Em frente ao espelho, mais uma noite em um camarim, uma atriz prepara a sua entrada no palco. O dourado das luzes que cercam o espelho, os gestos, vistos pelo espectador, podem ser cotidianos, mas possuem algo de ritualístico no modo com que dispõem a maquiagem em cima da toalha, a fita certa para tocar, o batom e o cuidado milimétrico em botar a cola nos cílios postiços, esticando-os nas pálpebras. Esse processo ganha a dimensão shakespeariana do poético que não é visto no palco. É só um começo para a pressuposta magia da atuação.
Esta atriz, no caso, é Gloria Grahame. Vencedora do Oscar em 1953 por Assim Estava Escrito, ela se torna personagem de Estrelas de cinema nunca morrem (Movie stars don’t die in Liverpool), do diretor Paul McGuigan. Acompanhamos a atriz em uma fase mais madura, com uma vida mais modesta e longe dos holofotes. Em um prédio comum, ela conhece o aspirante a ator Peter Turner e os dois vivem um romance que pontua uma grande amizade e a diferença de quase trinta anos de idade.
A atuação de Annette Bening como a atriz veterana Gloria Grahame é magistral. Ela altera o tom de voz, adota as expressões da atriz e apresenta fragilidade e força na mesma medida. Gloria foi uma atriz envolvida em inúmeros escândalos em Hollywood e encenou, para a época, o ideário das mulheres devoradoras de homens, com inúmeros casos e separações.
O filme pouco menciona essas polêmicas em torno da protagonista, o que já se espera normalmente em cinebiografias, que determinados fatos sejam amenizados. Porém, o roteiro se baseia nos relatos de Peter Turner, na época muito jovem e com quem Gloria teve um romance duradouro. Pesquisando sobre a vida de Gloria, descobre-se inúmeros detalhes dolorosos, incluindo agressões. Isso acaba por revelar uma relação de beleza rara entre os dois. Era o único refúgio onde a atriz recebeu respeito, carinho, alguém que genuinamente cuidou dela sem vê-la por seus fracassos e a aura massacrante de Hollywood.
Esse romance dá certo na tela pelas excelentes cenas entre Bening e Bell. O ator, conhecido pelo seu papel de menino aspirante a bailarino em Billy Elliot, concede uma performance comovente e bem construída, provavelmente a melhor de sua carreira até então. Aos poucos, ele se torna parte crucial da vida de Gloria, e o longa caminha para uma bela apresentação sobre como é envelhecer e ser cuidado por aqueles que se ama.

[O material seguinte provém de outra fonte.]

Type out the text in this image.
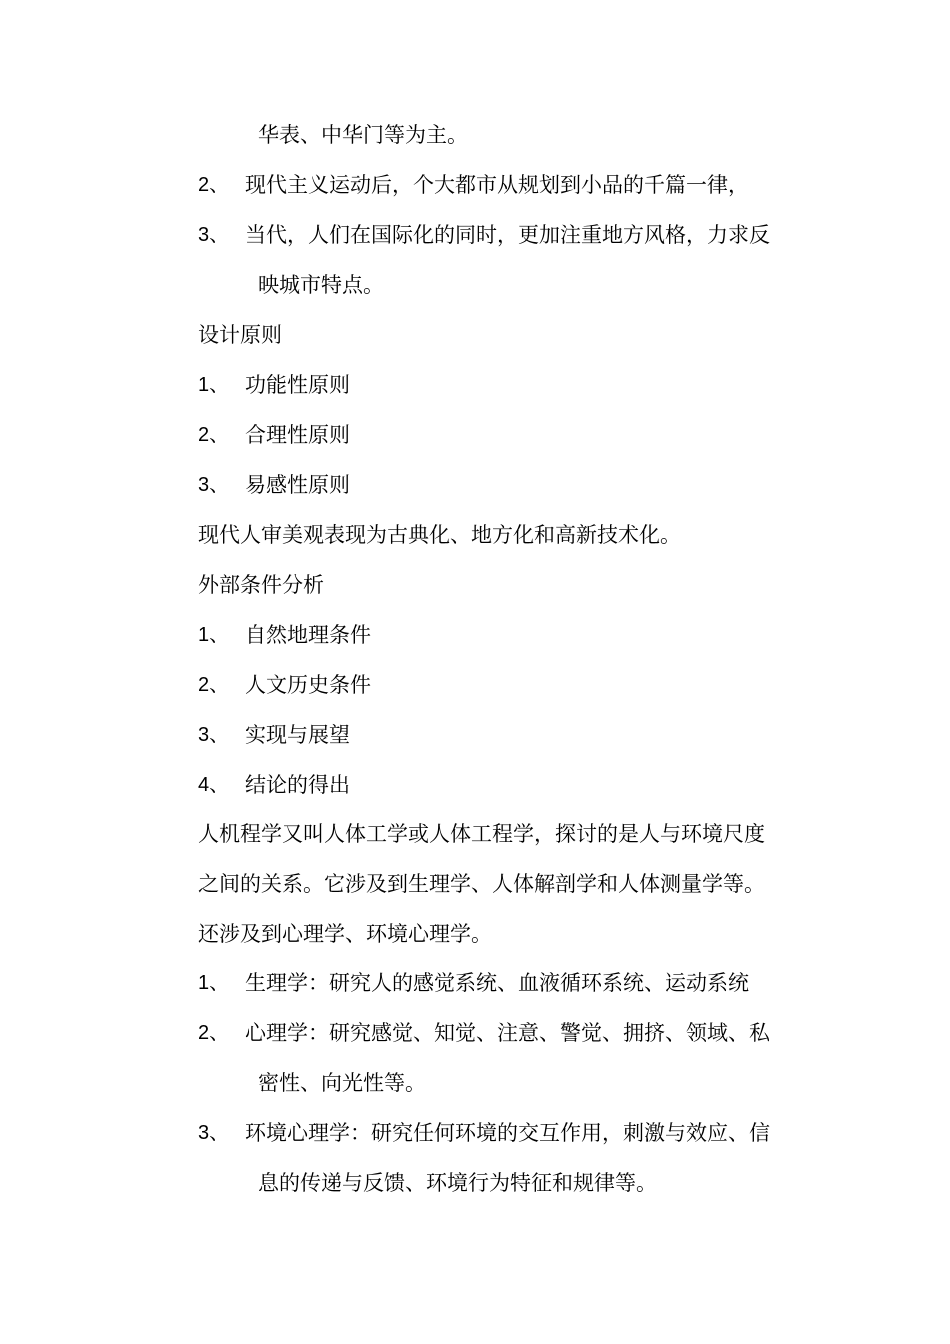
华表、中华门等为主。
2、 现代主义运动后，个大都市从规划到小品的千篇一律，
3、 当代，人们在国际化的同时，更加注重地方风格，力求反
映城市特点。
设计原则
1、 功能性原则
2、 合理性原则
3、 易感性原则
现代人审美观表现为古典化、地方化和高新技术化。
外部条件分析
1、 自然地理条件
2、 人文历史条件
3、 实现与展望
4、 结论的得出
人机程学又叫人体工学或人体工程学，探讨的是人与环境尺度
之间的关系。它涉及到生理学、人体解剖学和人体测量学等。
还涉及到心理学、环境心理学。
1、 生理学：研究人的感觉系统、血液循环系统、运动系统
2、 心理学：研究感觉、知觉、注意、警觉、拥挤、领域、私
密性、向光性等。
3、 环境心理学：研究任何环境的交互作用，刺激与效应、信
息的传递与反馈、环境行为特征和规律等。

Peter vai assumindo cada vez mais os cuidados de Gloria. Na maior parte das vezes, vemos o cinema retratar mulheres como aquelas responsáveis pelo cuidar do outro, até mesmo com um tom naturalizante, como se fosse apenas pertencente às mulheres. O que o filme faz, porém, é colocar um homem jovem com essa função, além de apresentar sensibilidade masculina na relação, onde se possa chorar e mostrar medo de fracassar nos sonhos que tem.
Junto a isso, percebemos o cuidado em inverter os papéis que comumente vemos no cinema: são poucas as tramas que valorizam a autoestima da mulher que chega à meia idade, e são muitos os filmes que exaltam como os homens se tornam melhores com o tempo. Esse pensamento é uma armadilha cruel, na indústria cinematográfica, pois exige das jovens atrizes que nunca envelheçam, enquanto Bogart e Cary Grant permanecem intocáveis no posto de homens perfeitos.
Nos últimos anos passou-se a mencionar e a convidar atrizes memoráveis do cinema, como Rita Moreno, Jane Fonda, Lily Tomlin, para novos papéis. Contudo, ainda assim, exige-se que não se aparente a idade que tem, ou que possua um corpo invejável e que esteja atualizada com o mundo contemporâneo. Diante disso, o filme mostra o problema que é alimentar a ideia de que homens sempre podem continuar suas relações amorosas, enquanto as mulheres se tornam indesejáveis a partir dos 40 ou 50 anos.
Sendo assim, o retrato é convincente e emociona com facilidade, trazendo o tom melancólico ideal para representar vários temas. Estrelas de cinema nunca morrem consegue aliar a cinebiografia que homenageia o cinema e o teatro, apresenta as dificuldades de envelhecer, além de dar dignidade e sinceridade às histórias de amor, sem mostrá-las de forma idealizada. Acabamos por nos envolver na mesma magia que abraça os protagonistas e emergimos da produção ainda com aquela neblina nostálgica de quem se deixou seduzir mais uma vez pelos encantos da ficção numa sala de cinema ou entre as cortinas de um teatro.